Una sensación de asco se agarró a mi estómago mientras escuchaba las palabras del pescador. Había servido el tiempo suficiente en el ejército como para saber la cólera inmensa que se experimentaba al saber que un compañero capturado por los enemigos era sometido a tortura. En cierta ocasión, en Asia Menor, mientras restablecíamos el orden que una tribu de bárbaros había trastornado, media docena de mis legionarios cayeron en manos de las fuerzas que nos hostigaban. Los dimos por muertos porque deseábamos creer que ya no estaban en este mundo sujetos al pesado tributo que puede significar la esclavitud y los maltratos, pero en una ocasión en que patrullábamos el territorio, vimos a lo lejos, en lo alto de unos picachos, a nuestros compañeros que habían sido atados a unos troncos de árbol. Guardando las debidas precauciones para evitar el caer en una emboscada, comenzamos a subir por aquella elevación para rescatar a nuestros hombres. Corrimos, nos afanamos, sudamos y jadeamos pero lo único que conseguimos en medio de aquella brega fue escuchar los alaridos de aquellos legionarios a los que los bárbaros golpeaban y cortaban y atormentaban. Cuando, finalmente, logramos alcanzar el lugar donde estaban, los salvajes que los habían atormentado se habían dado a la fuga y los cuerpos de sus cautivos ya llevaban un buen rato consumiéndose entre las llamas. Quizá Petrós no había escuchado los puños y los salivazos estrellándose contra el rostro de Jesús, pero no estaba seguro de que hubiera sido mejor. Seguramente, cada vez que uno de los esbirros del sumo sacerdote salía de la casa e informaba de lo que estaba sucediendo, el pescador habría imaginado lo que estaba atravesando su Maestro y esos pensamientos habrían resultado más crueles que la simple contemplación de lo que estaba sucediendo.

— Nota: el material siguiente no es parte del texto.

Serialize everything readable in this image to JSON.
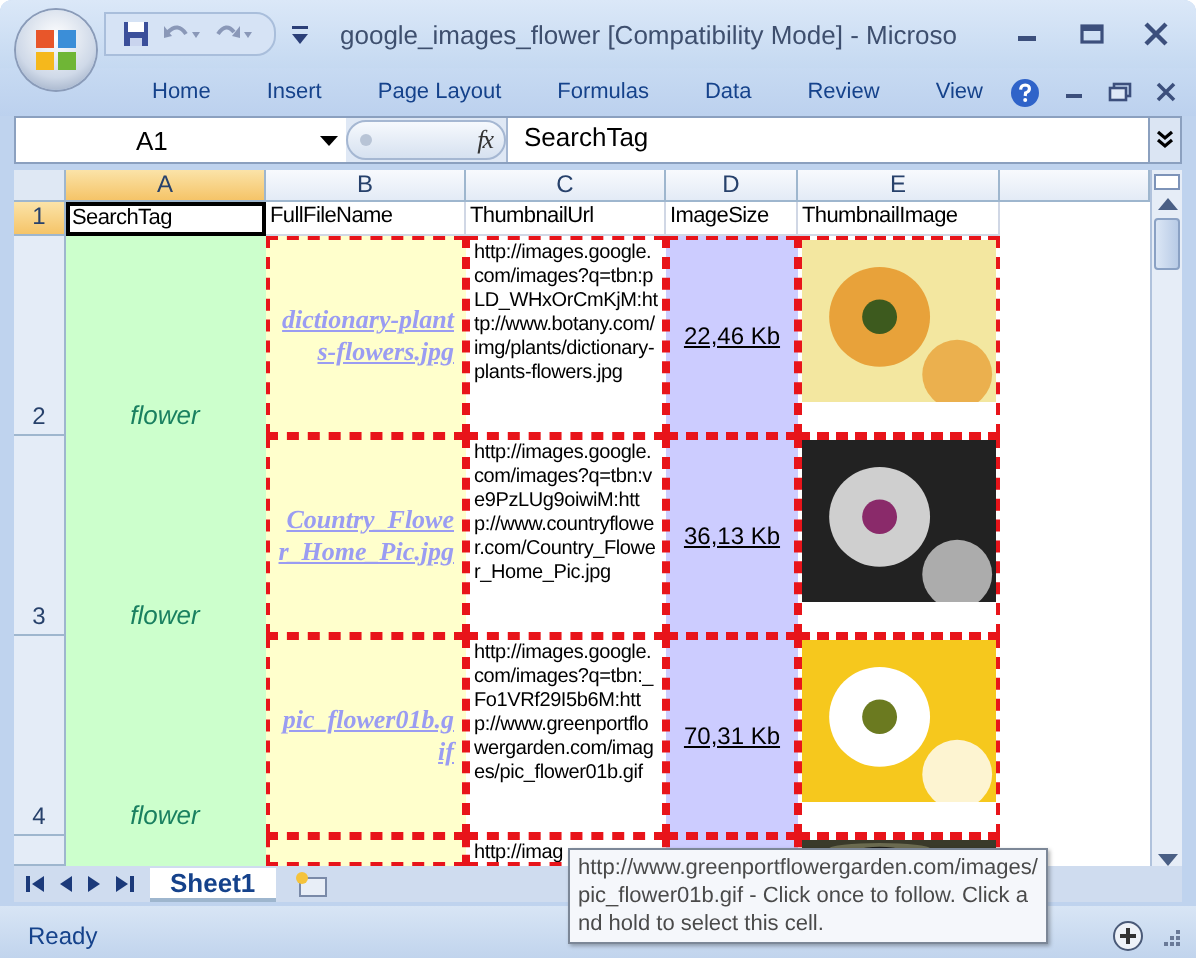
{
  "window": {
    "title": "google_images_flower  [Compatibility Mode] - Microso"
  },
  "ribbon_tabs": [
    {
      "label": "Home"
    },
    {
      "label": "Insert"
    },
    {
      "label": "Page Layout"
    },
    {
      "label": "Formulas"
    },
    {
      "label": "Data"
    },
    {
      "label": "Review"
    },
    {
      "label": "View"
    }
  ],
  "name_box": {
    "value": "A1"
  },
  "formula_bar": {
    "function_label": "fx",
    "value": "SearchTag"
  },
  "columns": [
    {
      "label": "A",
      "selected": true
    },
    {
      "label": "B",
      "selected": false
    },
    {
      "label": "C",
      "selected": false
    },
    {
      "label": "D",
      "selected": false
    },
    {
      "label": "E",
      "selected": false
    }
  ],
  "rows": [
    {
      "number": "1",
      "selected": true,
      "cells": [
        {
          "kind": "header",
          "text": "SearchTag",
          "selected": true
        },
        {
          "kind": "header",
          "text": "FullFileName"
        },
        {
          "kind": "header",
          "text": "ThumbnailUrl"
        },
        {
          "kind": "header",
          "text": "ImageSize"
        },
        {
          "kind": "header",
          "text": "ThumbnailImage"
        }
      ]
    },
    {
      "number": "2",
      "selected": false,
      "cells": [
        {
          "kind": "tag",
          "text": "flower"
        },
        {
          "kind": "link",
          "text": "dictionary-plants-flowers.jpg"
        },
        {
          "kind": "url",
          "text": "http://images.google.com/images?q=tbn:pLD_WHxOrCmKjM:http://www.botany.com/img/plants/dictionary-plants-flowers.jpg"
        },
        {
          "kind": "size",
          "text": "22,46 Kb"
        },
        {
          "kind": "image"
        }
      ]
    },
    {
      "number": "3",
      "selected": false,
      "cells": [
        {
          "kind": "tag",
          "text": "flower"
        },
        {
          "kind": "link",
          "text": "Country_Flower_Home_Pic.jpg"
        },
        {
          "kind": "url",
          "text": "http://images.google.com/images?q=tbn:ve9PzLUg9oiwiM:http://www.countryflower.com/Country_Flower_Home_Pic.jpg"
        },
        {
          "kind": "size",
          "text": "36,13 Kb"
        },
        {
          "kind": "image"
        }
      ]
    },
    {
      "number": "4",
      "selected": false,
      "cells": [
        {
          "kind": "tag",
          "text": "flower"
        },
        {
          "kind": "link",
          "text": "pic_flower01b.gif"
        },
        {
          "kind": "url",
          "text": "http://images.google.com/images?q=tbn:_Fo1VRf29I5b6M:http://www.greenportflowergarden.com/images/pic_flower01b.gif"
        },
        {
          "kind": "size",
          "text": "70,31 Kb"
        },
        {
          "kind": "image"
        }
      ]
    },
    {
      "selected": false,
      "cells": [
        {
          "kind": "tag"
        },
        {
          "kind": "link"
        },
        {
          "kind": "url",
          "text": "http://imag"
        },
        {
          "kind": "size"
        },
        {
          "kind": "image"
        }
      ]
    }
  ],
  "sheet_tabs": [
    {
      "label": "Sheet1",
      "selected": true
    }
  ],
  "tooltip": {
    "text": "http://www.greenportflowergarden.com/images/pic_flower01b.gif - Click once to follow. Click and hold to select this cell."
  },
  "status_bar": {
    "text": "Ready"
  }
}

—Yo estaba mientras tanto abajo, en el patio, calentándome, cuando apareció una de las criadas del sumo sacerdote. Al principio, no reparó en mi presencia pero, de repente, clavó en mí los ojos y dijo: Tú también estabas con Jesús. Se trataba de una mujer pequeña, delgada, con un aspecto incluso enfermizo, pero apenas escuché aquellas palabras dije con toda la fuerza que pude: No conozco a ese Jesús ni sé lo que dices. Me dirigí inmediatamente hacia la entrada y, apenas la había alcanzado, cuando cantó el gallo. Fue en ese momento cuando la criada volvió a mirarme, pero ya no me habló sino que comenzó a decir a todos los presentes que yo era uno de los seguidores de Jesús. Nuevamente negué que fuera así pero no me sirvió de nada. Ahora eran ya varios los que me observaban y comenzaron a decir: Por supuesto que eres uno de ellos. No hay más que escucharte para darse cuenta de que eres galileo. Tu manera de hablar es como la suya. Cuando oí aquellas palabras, tuve miedo, miedo y angustia. Ya no se trataba sólo de una mujer sino de varios soldados que podían reducirme. Asustado ante tal posibilidad, comencé a gritar maldiciones y a jurar que no conocía al Jesús del que hablaban. Aún estaba negando cualquier relación con él cuando el gallo cantó por segunda vez. Entonces me acordé de las palabras que Jesús me había dicho… Antes que el gallo cante dos veces, me negarás tres veces. Las recordé, las recordé, las recordé…

Petrós detuvo su relato y, reclinando la cabeza sobre el pecho, rompió a llorar.